Shame on adults who close their eyes and turn away from the needs of our most vulnerable in society.
Is there a cure for adults who act this way? Is there a cure for adults who had no compassion and who bring a budget to a table before the welfare of a child?
Words cannot express how disheartening and disgusting this process has become.
And it's a war! It's a war for parents who have children who have not yet been diagnosed or who have not yet been through the system.
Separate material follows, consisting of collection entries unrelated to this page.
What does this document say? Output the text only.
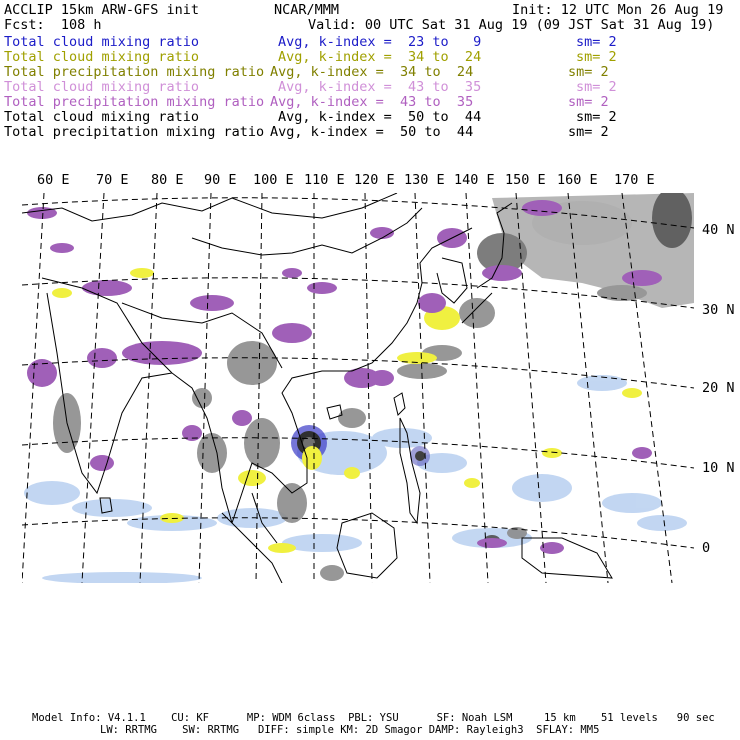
ACCLIP 15km ARW-GFS init	NCAR/MMM	Init: 12 UTC Mon 26 Aug 19
Fcst:  108 h	Valid: 00 UTC Sat 31 Aug 19 (09 JST Sat 31 Aug 19)
Total cloud mixing ratio	Avg, k-index =  23 to   9	sm= 2
Total cloud mixing ratio	Avg, k-index =  34 to  24	sm= 2
Total precipitation mixing ratio Avg, k-index =  34 to  24	sm= 2
Total cloud mixing ratio	Avg, k-index =  43 to  35	sm= 2
Total precipitation mixing ratio Avg, k-index =  43 to  35	sm= 2
Total cloud mixing ratio	Avg, k-index =  50 to  44	sm= 2
Total precipitation mixing ratio Avg, k-index =  50 to  44	sm= 2
60 E 70 E 80 E 90 E 100 E 110 E 120 E 130 E 140 E 150 E 160 E 170 E
40 N
30 N
20 N
10 N
0
Model Info: V4.1.1    CU: KF      MP: WDM 6class  PBL: YSU      SF: Noah LSM     15 km    51 levels   90 sec
LW: RRTMG    SW: RRTMG   DIFF: simple KM: 2D Smagor DAMP: Rayleigh3  SFLAY: MM5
Heed my words. Please. If it is the only thing you do, don't take my word for it, look in to it yourself.
Change is going to be coming. It's going to devastate teachers and special needs students alike.
Why am I speaking out? For the voiceless. For the ones who cannot speak for themselves!
Keep organized through the process.
Here are some helpful ways to stay organized.
- Keep a home calendar on a wall in a common area of your home, such as your kitchen.
- Keep a white board on the fridge with appointments coming up in the week.
- Keep a pocket calendar and notebook to take quick notes on the go.
- Keep a journal for all calls and information pertaining to your child.
What I would like to see in the future:
- Insurance companies should automatically assign case managers to children who are diagnosed with long-term medical problems (not just special needs) that have no cure.
- Streamline health services so that medical needs are met in a consistent progression for all patients with the same diagnosis.
- There needs to be a connection between what therapists teach to children. Techniques should be applied in schools. Teaching different methods of behavior intervention don't work unless all hands are on deck.
- There needs to be open dialogue communication between parents and schools. Not just dictated direction to certain school employees that they can only talk to parents under the school's authority.
- There needs to be kindness, compassion, and heart for children with special needs.
Let's not go back to segregating children because they are different!